Stanley Smith

part 1, 2

While others in his family got so discouraged they pondered leaving Biloxi for good, the idea never occurred to Stanley. "This is home, this is peace of mind, right here," he said. As he surveyed the storm flotsam in his yard just after the hurricane, Stanley added, "No matter what it looks like now, it gonna be all right later."

Stanley applied for every kind of emergency help he could think of. When FEMA's 24-hour toll-free phone lines rang busy day after day, the Smiths got through by dialing in the middle of the night. Stanley photographed their destroyed appliances and furniture before piling stuff in the street for removal. The evidence made his insurance claim much stronger. By Thanksgiving, the Smiths were living in a FEMA trailer in the yard. Auto insurance paid for two new trucks.
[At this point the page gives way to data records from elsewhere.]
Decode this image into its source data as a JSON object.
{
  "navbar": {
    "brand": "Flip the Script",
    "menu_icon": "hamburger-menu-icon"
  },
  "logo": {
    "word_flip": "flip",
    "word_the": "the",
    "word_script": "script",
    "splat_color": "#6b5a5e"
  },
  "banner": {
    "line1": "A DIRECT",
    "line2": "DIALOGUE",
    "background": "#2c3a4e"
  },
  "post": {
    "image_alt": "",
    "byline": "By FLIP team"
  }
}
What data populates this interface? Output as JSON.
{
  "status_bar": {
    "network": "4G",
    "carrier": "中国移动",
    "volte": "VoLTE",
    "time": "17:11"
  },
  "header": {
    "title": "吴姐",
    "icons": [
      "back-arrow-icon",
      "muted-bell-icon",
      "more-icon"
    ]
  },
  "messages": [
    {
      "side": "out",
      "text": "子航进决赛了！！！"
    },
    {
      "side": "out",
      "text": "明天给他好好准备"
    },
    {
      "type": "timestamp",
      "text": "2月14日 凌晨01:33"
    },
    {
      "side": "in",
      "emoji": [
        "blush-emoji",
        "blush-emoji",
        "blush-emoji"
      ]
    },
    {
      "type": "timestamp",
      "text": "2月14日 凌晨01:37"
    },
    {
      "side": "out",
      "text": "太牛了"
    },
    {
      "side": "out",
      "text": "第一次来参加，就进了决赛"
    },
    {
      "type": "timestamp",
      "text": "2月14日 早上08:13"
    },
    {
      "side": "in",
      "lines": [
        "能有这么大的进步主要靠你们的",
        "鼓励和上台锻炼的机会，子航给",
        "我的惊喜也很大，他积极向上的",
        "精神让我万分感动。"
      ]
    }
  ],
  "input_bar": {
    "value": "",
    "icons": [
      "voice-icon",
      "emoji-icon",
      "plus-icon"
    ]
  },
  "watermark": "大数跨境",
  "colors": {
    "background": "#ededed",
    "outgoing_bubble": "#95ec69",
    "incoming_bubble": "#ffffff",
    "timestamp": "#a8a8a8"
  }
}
Throughout the ordeal, Stanley gave credit to a pair of influences that made survival easier. He has an abiding, Christian faith that God will provide. He also served for 16 years in the military. The former encourages patience. The latter, endurance. Stanley says too many others in Biloxi gave up when they got befuddled by bureaucracy.
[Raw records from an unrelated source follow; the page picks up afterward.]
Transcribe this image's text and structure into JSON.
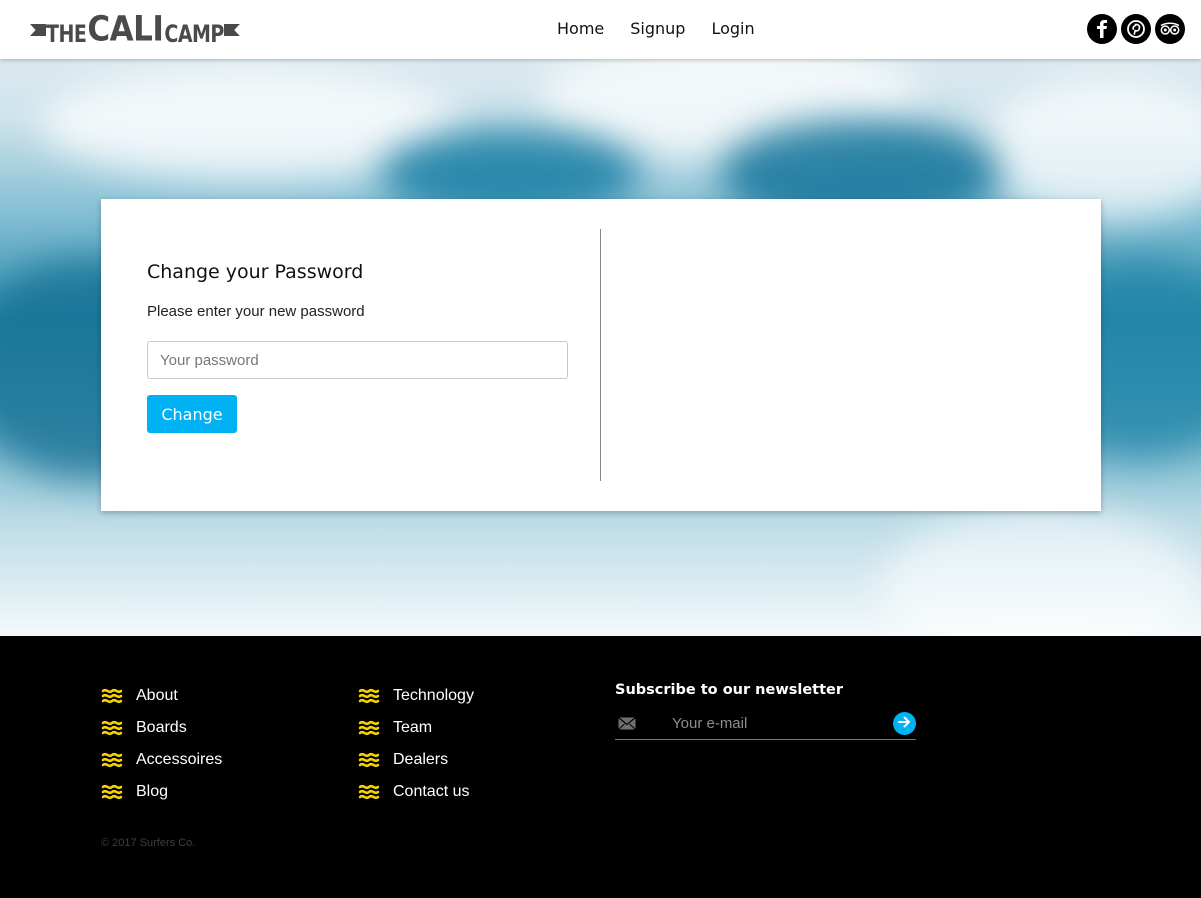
{
  "brand": {
    "logo": {
      "the": "THE",
      "cali": "CALI",
      "camp": "CAMP"
    }
  },
  "nav": {
    "items": [
      {
        "label": "Home"
      },
      {
        "label": "Signup"
      },
      {
        "label": "Login"
      }
    ]
  },
  "social": [
    "facebook-icon",
    "pinterest-icon",
    "tripadvisor-icon"
  ],
  "form": {
    "title": "Change your Password",
    "subtitle": "Please enter your new password",
    "password_placeholder": "Your password",
    "submit_label": "Change"
  },
  "footer": {
    "col1": [
      {
        "label": "About"
      },
      {
        "label": "Boards"
      },
      {
        "label": "Accessoires"
      },
      {
        "label": "Blog"
      }
    ],
    "col2": [
      {
        "label": "Technology"
      },
      {
        "label": "Team"
      },
      {
        "label": "Dealers"
      },
      {
        "label": "Contact us"
      }
    ],
    "newsletter": {
      "title": "Subscribe to our newsletter",
      "email_placeholder": "Your e-mail"
    },
    "copyright": "© 2017 Surfers Co."
  },
  "colors": {
    "accent": "#00b1f3",
    "wave_icon": "#f5d400",
    "footer_bg": "#000000",
    "logo": "#4a4a4a"
  }
}
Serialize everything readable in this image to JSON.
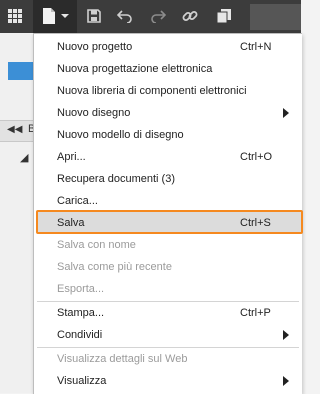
{
  "toolbar": {
    "icons": [
      "grid-icon",
      "new-document-icon",
      "chevron-down-icon",
      "save-icon",
      "undo-icon",
      "redo-icon",
      "link-icon",
      "copy-icon"
    ]
  },
  "background": {
    "b_label": "B"
  },
  "menu": {
    "items": [
      {
        "label": "Nuovo progetto",
        "shortcut": "Ctrl+N",
        "enabled": true
      },
      {
        "label": "Nuova progettazione elettronica",
        "shortcut": "",
        "enabled": true
      },
      {
        "label": "Nuova libreria di componenti elettronici",
        "shortcut": "",
        "enabled": true
      },
      {
        "label": "Nuovo disegno",
        "shortcut": "",
        "enabled": true,
        "submenu": true
      },
      {
        "label": "Nuovo modello di disegno",
        "shortcut": "",
        "enabled": true
      },
      {
        "label": "Apri...",
        "shortcut": "Ctrl+O",
        "enabled": true
      },
      {
        "label": "Recupera documenti (3)",
        "shortcut": "",
        "enabled": true
      },
      {
        "label": "Carica...",
        "shortcut": "",
        "enabled": true
      },
      {
        "label": "Salva",
        "shortcut": "Ctrl+S",
        "enabled": true,
        "highlighted": true
      },
      {
        "label": "Salva con nome",
        "shortcut": "",
        "enabled": false
      },
      {
        "label": "Salva come più recente",
        "shortcut": "",
        "enabled": false
      },
      {
        "label": "Esporta...",
        "shortcut": "",
        "enabled": false
      },
      {
        "label": "Stampa...",
        "shortcut": "Ctrl+P",
        "enabled": true
      },
      {
        "label": "Condividi",
        "shortcut": "",
        "enabled": true,
        "submenu": true
      },
      {
        "label": "Visualizza dettagli sul Web",
        "shortcut": "",
        "enabled": false
      },
      {
        "label": "Visualizza",
        "shortcut": "",
        "enabled": true,
        "submenu": true
      }
    ],
    "highlight_color": "#f5891f"
  }
}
"It's just like getting on a road that you've never traveled before. If you read the signs you might not get lost. I've read signs and still got lost. But you learn from experience," he says.

Stanley is an amiable fellow with a wiry build. Leslie is soft-spoken, but quick to smile. They've known each other since high school. When folks come over the two take turns at the grill, barbecuing local fare - from Gulf seafood to goat meat.
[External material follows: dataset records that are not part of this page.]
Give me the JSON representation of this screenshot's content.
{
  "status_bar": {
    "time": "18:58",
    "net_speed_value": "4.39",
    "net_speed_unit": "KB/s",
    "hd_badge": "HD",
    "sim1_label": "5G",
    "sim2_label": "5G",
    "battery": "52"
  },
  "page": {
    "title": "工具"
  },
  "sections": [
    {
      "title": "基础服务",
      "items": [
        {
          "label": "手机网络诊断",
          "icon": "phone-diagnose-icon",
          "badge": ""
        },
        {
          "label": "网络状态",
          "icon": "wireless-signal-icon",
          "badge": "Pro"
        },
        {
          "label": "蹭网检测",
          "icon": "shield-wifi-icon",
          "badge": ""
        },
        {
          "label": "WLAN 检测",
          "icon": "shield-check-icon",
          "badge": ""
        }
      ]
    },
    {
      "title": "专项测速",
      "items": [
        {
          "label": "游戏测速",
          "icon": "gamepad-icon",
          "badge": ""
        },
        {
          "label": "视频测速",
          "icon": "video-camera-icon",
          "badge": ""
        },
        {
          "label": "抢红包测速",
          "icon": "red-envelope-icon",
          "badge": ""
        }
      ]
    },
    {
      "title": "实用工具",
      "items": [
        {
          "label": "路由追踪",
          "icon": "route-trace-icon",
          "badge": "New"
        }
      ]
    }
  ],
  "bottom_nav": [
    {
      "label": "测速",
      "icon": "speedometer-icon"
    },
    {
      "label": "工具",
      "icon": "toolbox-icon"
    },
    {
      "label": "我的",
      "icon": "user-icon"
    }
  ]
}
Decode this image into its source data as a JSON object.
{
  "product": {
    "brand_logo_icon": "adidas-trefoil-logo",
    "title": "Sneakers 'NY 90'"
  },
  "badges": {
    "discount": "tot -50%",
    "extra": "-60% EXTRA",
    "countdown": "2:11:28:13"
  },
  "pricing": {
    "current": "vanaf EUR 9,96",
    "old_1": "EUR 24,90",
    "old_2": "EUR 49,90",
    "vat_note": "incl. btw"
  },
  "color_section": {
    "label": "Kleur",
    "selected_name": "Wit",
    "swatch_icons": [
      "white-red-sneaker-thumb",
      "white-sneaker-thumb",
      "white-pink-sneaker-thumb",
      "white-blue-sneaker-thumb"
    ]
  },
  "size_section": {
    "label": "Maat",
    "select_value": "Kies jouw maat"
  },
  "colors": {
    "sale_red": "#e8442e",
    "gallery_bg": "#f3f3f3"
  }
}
By February, 2006, the Smiths were approved for a $144,000 low-interest federal disaster relief loan to build a new house. They chose a two-story prefabricated cottage from a builder in Georgia. It has green siding and a steel roof. The bedroom is on the second floor and the foundation is 4 feet higher than the old place. Stanley could have built at the previous elevation, but checked with a surveyor to get up above flood level.

In July 2006, Stanley and Leslie Smith wait for the concrete foundation of their new home to be poured.

"I'm gonna end up in a house two hundred times better than the one I was in," he says. "It doesn't compensate for a lot of the things that we lost. I can't really look back at what was here before because then that would be depressing."

Looking forward, Stanley is ready to go back to work. He has an offer to oversee landscaping at a Biloxi cemetery. Stanley says the contractor who built his house also offered him a job. There's a critical shortage of workers on the Mississippi coast.

Neighbors have been coming by to see Stanley's house. It's the only prefabricated house on his street. Given the immense number of homes that need to be replaced, this type of quick-to-build structure is appealing.

"I was planning on remodeling awhile back," Stanley says with a smile. "God just helped me out a little bit."